No one knew exactly to what degree such sales were due to faith, hope and advertising, and to what degree to U.S. book clubs. The clubs' tremendous sales machines, oiled with the prestigious praise of people like Dorothy Canfield Fisher and Christopher Morley, were built to sell literary goods whether they were silk purses or sows' ears. In the marts of trade, if not of letters, 20 or 30 book clubs were in bustling operation, and the top two—Book-of-the-Month and its tawdrier sister, Literary Guild—together claimed nearly 2,250,000 "members," i.e., consistent buyers of wares. Among 1946's newest sales organizations: the Family Reading Club—"will appeal to the finer instincts . . . the sanctity of the home," and The Executive Book Club—"for every businessman . . . lawyer . . . banker."

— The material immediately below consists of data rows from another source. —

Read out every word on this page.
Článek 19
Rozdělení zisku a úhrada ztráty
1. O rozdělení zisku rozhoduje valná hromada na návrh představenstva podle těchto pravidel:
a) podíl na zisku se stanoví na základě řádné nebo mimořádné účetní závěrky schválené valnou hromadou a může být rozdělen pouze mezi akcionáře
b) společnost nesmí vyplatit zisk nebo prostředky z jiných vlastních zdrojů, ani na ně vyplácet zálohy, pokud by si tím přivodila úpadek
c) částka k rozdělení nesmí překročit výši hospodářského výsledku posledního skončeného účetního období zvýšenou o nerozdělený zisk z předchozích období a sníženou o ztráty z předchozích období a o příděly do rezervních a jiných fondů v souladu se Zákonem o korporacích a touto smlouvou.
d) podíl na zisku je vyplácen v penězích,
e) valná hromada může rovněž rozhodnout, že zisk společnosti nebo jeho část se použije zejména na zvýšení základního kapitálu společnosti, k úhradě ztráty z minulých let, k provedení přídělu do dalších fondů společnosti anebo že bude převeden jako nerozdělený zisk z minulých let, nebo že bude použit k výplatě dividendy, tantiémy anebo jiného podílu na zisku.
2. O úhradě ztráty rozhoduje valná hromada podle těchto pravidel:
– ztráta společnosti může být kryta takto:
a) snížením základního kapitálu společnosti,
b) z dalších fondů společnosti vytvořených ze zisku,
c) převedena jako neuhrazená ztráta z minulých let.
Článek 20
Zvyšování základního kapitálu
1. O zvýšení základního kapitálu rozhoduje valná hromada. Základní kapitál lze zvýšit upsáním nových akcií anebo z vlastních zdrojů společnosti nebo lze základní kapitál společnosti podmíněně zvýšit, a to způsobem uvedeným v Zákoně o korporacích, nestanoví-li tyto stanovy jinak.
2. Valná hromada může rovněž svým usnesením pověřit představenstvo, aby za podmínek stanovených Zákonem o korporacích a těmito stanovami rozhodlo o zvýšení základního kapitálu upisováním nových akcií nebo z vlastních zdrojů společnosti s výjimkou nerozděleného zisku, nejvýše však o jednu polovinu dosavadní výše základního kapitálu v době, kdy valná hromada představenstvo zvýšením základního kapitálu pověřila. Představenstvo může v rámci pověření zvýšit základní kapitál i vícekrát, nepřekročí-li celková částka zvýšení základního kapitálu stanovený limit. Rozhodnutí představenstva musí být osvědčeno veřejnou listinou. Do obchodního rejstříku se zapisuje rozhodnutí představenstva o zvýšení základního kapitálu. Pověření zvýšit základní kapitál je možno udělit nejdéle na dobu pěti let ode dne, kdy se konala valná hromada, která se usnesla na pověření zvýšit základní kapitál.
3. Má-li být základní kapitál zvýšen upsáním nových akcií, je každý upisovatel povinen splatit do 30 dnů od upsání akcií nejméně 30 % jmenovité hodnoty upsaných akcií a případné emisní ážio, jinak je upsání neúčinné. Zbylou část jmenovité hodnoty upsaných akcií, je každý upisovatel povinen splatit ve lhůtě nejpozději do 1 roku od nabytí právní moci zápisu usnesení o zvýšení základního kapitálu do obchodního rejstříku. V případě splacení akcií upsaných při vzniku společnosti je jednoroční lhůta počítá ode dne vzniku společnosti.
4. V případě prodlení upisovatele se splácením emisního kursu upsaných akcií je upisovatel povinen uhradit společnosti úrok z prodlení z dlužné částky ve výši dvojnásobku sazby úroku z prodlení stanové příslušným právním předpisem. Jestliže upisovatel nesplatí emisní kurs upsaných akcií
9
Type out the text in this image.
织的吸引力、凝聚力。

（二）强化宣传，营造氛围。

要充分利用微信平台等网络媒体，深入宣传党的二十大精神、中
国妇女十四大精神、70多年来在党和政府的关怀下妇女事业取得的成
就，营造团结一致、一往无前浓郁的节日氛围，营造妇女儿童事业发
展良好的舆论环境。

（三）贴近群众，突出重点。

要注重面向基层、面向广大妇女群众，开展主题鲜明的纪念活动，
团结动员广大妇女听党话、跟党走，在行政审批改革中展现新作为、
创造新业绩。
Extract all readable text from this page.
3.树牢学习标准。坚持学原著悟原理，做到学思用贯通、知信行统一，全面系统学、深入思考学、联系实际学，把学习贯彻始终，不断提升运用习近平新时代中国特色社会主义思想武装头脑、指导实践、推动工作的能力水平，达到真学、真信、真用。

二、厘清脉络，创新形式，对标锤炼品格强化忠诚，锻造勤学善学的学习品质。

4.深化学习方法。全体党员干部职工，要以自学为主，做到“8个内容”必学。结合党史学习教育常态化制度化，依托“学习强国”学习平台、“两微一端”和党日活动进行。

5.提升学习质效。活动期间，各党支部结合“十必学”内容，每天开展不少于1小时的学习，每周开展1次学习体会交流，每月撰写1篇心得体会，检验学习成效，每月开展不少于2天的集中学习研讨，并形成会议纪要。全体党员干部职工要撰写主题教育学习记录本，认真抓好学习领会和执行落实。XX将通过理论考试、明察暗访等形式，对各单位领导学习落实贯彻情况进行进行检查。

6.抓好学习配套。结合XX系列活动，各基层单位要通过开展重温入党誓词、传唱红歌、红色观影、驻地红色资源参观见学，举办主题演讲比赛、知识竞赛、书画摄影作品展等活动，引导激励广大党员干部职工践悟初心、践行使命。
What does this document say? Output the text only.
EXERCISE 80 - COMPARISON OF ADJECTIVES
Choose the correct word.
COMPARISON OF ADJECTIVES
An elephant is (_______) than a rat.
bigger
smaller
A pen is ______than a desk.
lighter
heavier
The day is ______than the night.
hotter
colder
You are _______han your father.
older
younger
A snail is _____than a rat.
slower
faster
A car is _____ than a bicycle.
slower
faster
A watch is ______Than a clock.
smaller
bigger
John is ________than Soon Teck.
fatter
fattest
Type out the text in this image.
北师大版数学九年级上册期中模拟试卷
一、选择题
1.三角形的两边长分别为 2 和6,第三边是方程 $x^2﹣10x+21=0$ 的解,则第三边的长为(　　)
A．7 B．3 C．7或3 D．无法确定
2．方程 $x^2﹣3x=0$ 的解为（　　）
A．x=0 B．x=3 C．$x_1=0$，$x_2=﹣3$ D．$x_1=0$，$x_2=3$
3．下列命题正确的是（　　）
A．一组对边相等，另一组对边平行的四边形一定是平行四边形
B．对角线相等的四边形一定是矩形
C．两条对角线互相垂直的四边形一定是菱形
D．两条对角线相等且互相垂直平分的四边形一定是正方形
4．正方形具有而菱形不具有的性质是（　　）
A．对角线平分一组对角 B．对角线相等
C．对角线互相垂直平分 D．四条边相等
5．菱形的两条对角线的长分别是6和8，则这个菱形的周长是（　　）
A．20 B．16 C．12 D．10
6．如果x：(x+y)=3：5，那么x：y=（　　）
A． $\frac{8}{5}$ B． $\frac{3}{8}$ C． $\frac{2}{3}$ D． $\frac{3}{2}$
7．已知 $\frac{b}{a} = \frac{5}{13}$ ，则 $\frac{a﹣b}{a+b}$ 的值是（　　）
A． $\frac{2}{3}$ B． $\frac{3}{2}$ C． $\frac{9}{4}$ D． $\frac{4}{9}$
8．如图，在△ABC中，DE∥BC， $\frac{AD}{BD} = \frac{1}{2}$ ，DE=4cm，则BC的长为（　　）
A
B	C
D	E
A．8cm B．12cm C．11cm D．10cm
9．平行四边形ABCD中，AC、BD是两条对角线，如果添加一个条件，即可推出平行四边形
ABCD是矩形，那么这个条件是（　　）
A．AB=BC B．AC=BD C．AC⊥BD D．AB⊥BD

If You Can't Print, Reprint. The fat figures in 1946's sales ledgers were still below the wartime, all-time highs. Through the year U.S. publishers and booksellers were plagued by strikes and paper shortages. There was little first-rate writing of any kind; it was no accident that anthologies, reprints and new editions of classics were thick on the counter.

HISTORY, BIOGRAPHY

Inevitably, the sound of World War II echoed loud through the year's biography and history, though marketwise publishers insisted that readers were sick & tired of the war. In nonfiction, the Civil War was still the favorite battleground of the antiquarians—and the prospective horrors of World War III was the stock in trade of most special pleaders, who now blatantly showed the name of the only potential enemy in sight, a practice not considered good manners at the start of the year. Only a few of 1946's substantial histories were wholly above the battle, among them Joseph Dorfman's two-volume The Economic Mind in American Civilization (1606-1865); Sylvanus G. Morley's The Ancient Maya. In a class by itself was Yale Professor F. S. C. Northrop's The Meeting of East and West, a study of international cultures.